Recently, researchers announced two new research results that use artificial intelligence to generate three-dimensional avatars from text, enabling applications such as virtual fitting and avatar shape editing. These results come from researchers at Germany's Max Planck Institute and other institutions and are published on arXiv.
The first study proposes a method called DELTA that can create three-dimensional avatars with independent body and clothing/hair layers. The researchers used different 3D representation methods to model the body and clothes/hair separately, creating avatars from monocular RGB videos.

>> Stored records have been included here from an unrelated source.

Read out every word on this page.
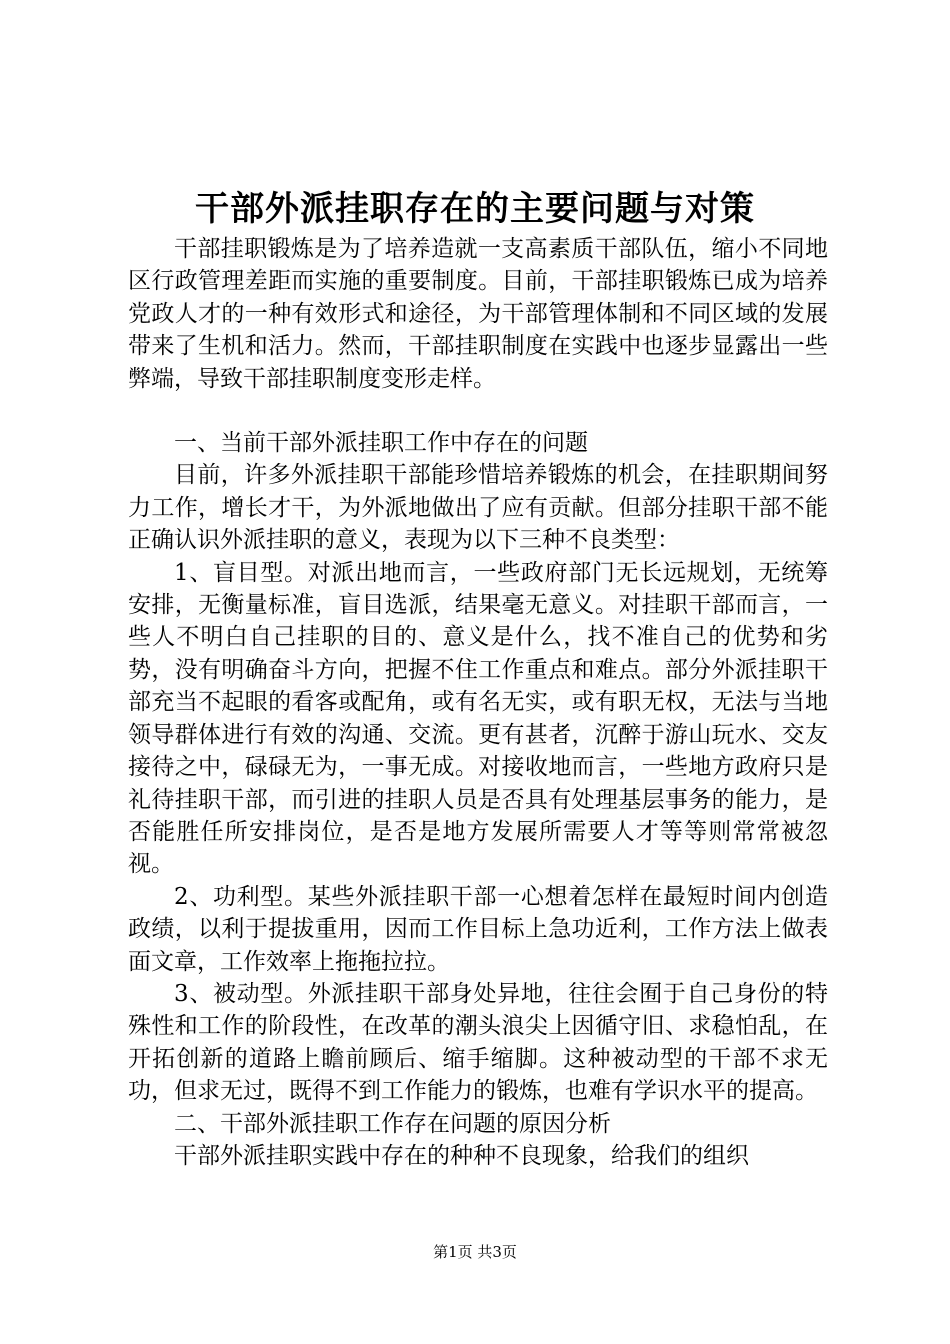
干部外派挂职存在的主要问题与对策

干部挂职锻炼是为了培养造就一支高素质干部队伍，缩小不同地区行政管理差距而实施的重要制度。目前，干部挂职锻炼已成为培养党政人才的一种有效形式和途径，为干部管理体制和不同区域的发展带来了生机和活力。然而，干部挂职制度在实践中也逐步显露出一些弊端，导致干部挂职制度变形走样。

一、当前干部外派挂职工作中存在的问题

目前，许多外派挂职干部能珍惜培养锻炼的机会，在挂职期间努力工作，增长才干，为外派地做出了应有贡献。但部分挂职干部不能正确认识外派挂职的意义，表现为以下三种不良类型：

1、盲目型。对派出地而言，一些政府部门无长远规划，无统筹安排，无衡量标准，盲目选派，结果毫无意义。对挂职干部而言，一些人不明白自己挂职的目的、意义是什么，找不准自己的优势和劣势，没有明确奋斗方向，把握不住工作重点和难点。部分外派挂职干部充当不起眼的看客或配角，或有名无实，或有职无权，无法与当地领导群体进行有效的沟通、交流。更有甚者，沉醉于游山玩水、交友接待之中，碌碌无为，一事无成。对接收地而言，一些地方政府只是礼待挂职干部，而引进的挂职人员是否具有处理基层事务的能力，是否能胜任所安排岗位，是否是地方发展所需要人才等等则常常被忽视。

2、功利型。某些外派挂职干部一心想着怎样在最短时间内创造政绩，以利于提拔重用，因而工作目标上急功近利，工作方法上做表面文章，工作效率上拖拖拉拉。

3、被动型。外派挂职干部身处异地，往往会囿于自己身份的特殊性和工作的阶段性，在改革的潮头浪尖上因循守旧、求稳怕乱，在开拓创新的道路上瞻前顾后、缩手缩脚。这种被动型的干部不求无功，但求无过，既得不到工作能力的锻炼，也难有学识水平的提高。

二、干部外派挂职工作存在问题的原因分析

干部外派挂职实践中存在的种种不良现象，给我们的组织

第1页 共3页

This decomposition enables applications such as virtual fitting and shape editing, where clothes and hair can be easily converted between different body types.
The second study uses stable diffusion and DELTA hybrid 3D representation to propose a text-to-avatar method called TECA. This method can generate high-quality avatars from text descriptions only and enable powerful attribute editing. The system first uses stable diffusion to generate facial images as a reference, and then adds hair, clothes and other elements in sequence. The researchers said that the quality of the synthetic avatars generated by this method is significantly improved, and the attribute transfer enables powerful editing capabilities.
These two studies provide new ideas for digital human generation. Using artificial intelligence algorithms to deconstruct the different components of digital humans can not only create realistic three-dimensional virtual images, but also support applications such as online virtual fittings, which will have a profound impact on fashion e-commerce, social platforms and the metaverse.